Villa’s League Cup run that season ended at West Ham in the quarter-finals but in 1993 their second-round win over Blues proved to be a stepping-stone to Wembley – and glorious victory over Manchester United.

The first leg at St Andrew’s ended 1-0 to Villa after John Frain fired a first-half penalty straight at goalkeeper Mark Bosnich (who had just come on for the injured Nigel Spink) and was fully punished for the error when Kevin Richardson finished off an angled pass from Steve Staunton seven minutes from time to secure Villa a slender first-leg advantage.
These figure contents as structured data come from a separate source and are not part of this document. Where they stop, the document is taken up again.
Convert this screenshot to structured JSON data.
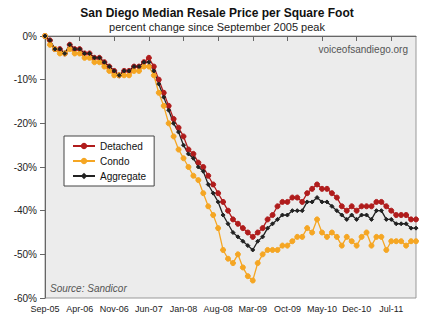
{
  "chart_data": {
    "type": "line",
    "title": "San Diego Median Resale Price per Square Foot",
    "subtitle": "percent change since September 2005 peak",
    "annotations": [
      "voiceofsandiego.org",
      "Source: Sandicor"
    ],
    "categories": [
      "Sep-05",
      null,
      null,
      null,
      null,
      null,
      null,
      "Apr-06",
      null,
      null,
      null,
      null,
      null,
      null,
      "Nov-06",
      null,
      null,
      null,
      null,
      null,
      null,
      "Jun-07",
      null,
      null,
      null,
      null,
      null,
      null,
      "Jan-08",
      null,
      null,
      null,
      null,
      null,
      null,
      "Aug-08",
      null,
      null,
      null,
      null,
      null,
      null,
      "Mar-09",
      null,
      null,
      null,
      null,
      null,
      null,
      "Oct-09",
      null,
      null,
      null,
      null,
      null,
      null,
      "May-10",
      null,
      null,
      null,
      null,
      null,
      null,
      "Dec-10",
      null,
      null,
      null,
      null,
      null,
      null,
      "Jul-11",
      null,
      null,
      null,
      null,
      null
    ],
    "series": [
      {
        "name": "Detached",
        "color": "#b01c1c",
        "marker": "circle",
        "values": [
          0,
          -1,
          -3,
          -3,
          -4,
          -2,
          -3,
          -3,
          -4,
          -4,
          -5,
          -5,
          -6,
          -7,
          -8,
          -9,
          -8,
          -8,
          -7,
          -7,
          -6,
          -5,
          -7,
          -10,
          -13,
          -16,
          -19,
          -21,
          -23,
          -26,
          -27,
          -29,
          -30,
          -32,
          -34,
          -36,
          -38,
          -40,
          -42,
          -43,
          -44,
          -45,
          -46,
          -45,
          -44,
          -42,
          -41,
          -39,
          -38,
          -38,
          -37,
          -37,
          -38,
          -36,
          -35,
          -34,
          -35,
          -35,
          -36,
          -37,
          -39,
          -40,
          -39,
          -40,
          -39,
          -39,
          -39,
          -38,
          -38,
          -39,
          -40,
          -41,
          -41,
          -41,
          -42,
          -42
        ]
      },
      {
        "name": "Condo",
        "color": "#f5a623",
        "marker": "circle",
        "values": [
          0,
          -2,
          -3,
          -4,
          -4,
          -3,
          -4,
          -4,
          -5,
          -5,
          -6,
          -6,
          -7,
          -8,
          -9,
          -9,
          -9,
          -9,
          -8,
          -8,
          -7,
          -7,
          -9,
          -13,
          -16,
          -20,
          -23,
          -26,
          -28,
          -30,
          -32,
          -33,
          -36,
          -39,
          -41,
          -44,
          -49,
          -51,
          -52,
          -50,
          -53,
          -55,
          -56,
          -52,
          -50,
          -49,
          -49,
          -49,
          -48,
          -48,
          -47,
          -46,
          -46,
          -44,
          -45,
          -42,
          -45,
          -46,
          -45,
          -46,
          -48,
          -46,
          -47,
          -48,
          -46,
          -45,
          -48,
          -46,
          -46,
          -49,
          -47,
          -47,
          -47,
          -48,
          -47,
          -47
        ]
      },
      {
        "name": "Aggregate",
        "color": "#222222",
        "marker": "diamond",
        "values": [
          0,
          -1,
          -3,
          -3,
          -4,
          -2,
          -3,
          -3,
          -4,
          -4,
          -5,
          -5,
          -6,
          -7,
          -8,
          -9,
          -8,
          -8,
          -7,
          -7,
          -6,
          -6,
          -8,
          -11,
          -14,
          -17,
          -20,
          -22,
          -25,
          -27,
          -28,
          -30,
          -31,
          -34,
          -36,
          -38,
          -41,
          -43,
          -45,
          -46,
          -47,
          -48,
          -49,
          -47,
          -46,
          -44,
          -43,
          -42,
          -41,
          -41,
          -40,
          -40,
          -40,
          -38,
          -38,
          -37,
          -38,
          -38,
          -39,
          -40,
          -41,
          -42,
          -41,
          -42,
          -41,
          -41,
          -42,
          -40,
          -40,
          -42,
          -42,
          -43,
          -43,
          -43,
          -44,
          -44
        ]
      }
    ],
    "ylim": [
      -60,
      0
    ],
    "yticks": [
      {
        "value": -60,
        "label": "-60%"
      },
      {
        "value": -50,
        "label": "-50%"
      },
      {
        "value": -40,
        "label": "-40%"
      },
      {
        "value": -30,
        "label": "-30%"
      },
      {
        "value": -20,
        "label": "-20%"
      },
      {
        "value": -10,
        "label": "-10%"
      },
      {
        "value": 0,
        "label": "0%"
      }
    ],
    "grid": false,
    "legend": "left"
  }
}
Blues had it all to do in the second leg but they fought tigerishly and kept an absorbing contest alive right through to the closing stages.

Even with an injury-list including Andy Saville, Paul Peschisolido, Ted McMinn, George Parris and Paul Moulden, Terry Cooper’s men pushed Villa all the way.

Bosnich twice denied Carl Shutt with fine saves and at half-time it was still 0-0 with Blues just one flash of lethal incision from parity.

Their big chance arrived early in the second half but Shutt could not deliver that incision. The opportunity was lost – and Blues’ challenge faded on the back of two blows, one unlucky, one self-inflicted.

The misfortune arrived when full-back Scott Hiley was injured and had to be substituted. He had done an excellent containing job on Daley but the winger started to flow in his absence.

Then the terminal blow for Blues arrived on 63 minutes. Midfielder Paul Tait was the victim of a bad tackle from Richardson near the touch-line and reacted by shoving the Villa man into the crowd.

Referee Gerald Ashby had no hesitation in dismissing Tait – and with him went Blues’ chances of retrieving the tie.

In the 83rd minute, exactly the same point of the game in which they scored in the first leg, Villa struck again to seal their passage to round three. Richardson, whom Blues had felt was guilty of over-reacting when Tait was sent off, won the ball in the centre-circle and fed Dean Saunders who calmly strode forward to score.

Blues’ dogged challenge had been subdued.

And the defensive resilience which saw Villa through that challenge was to shine brightly throughout the months ahead as they negotiated difficult away draws at Sunderland, Arsenal and Tottenham before squeezing past Tranmere Rovers in the semi-final and then conquering United – Steve Bruce, Roy Keane, Paul Ince, Eric Cantona and all – in the final.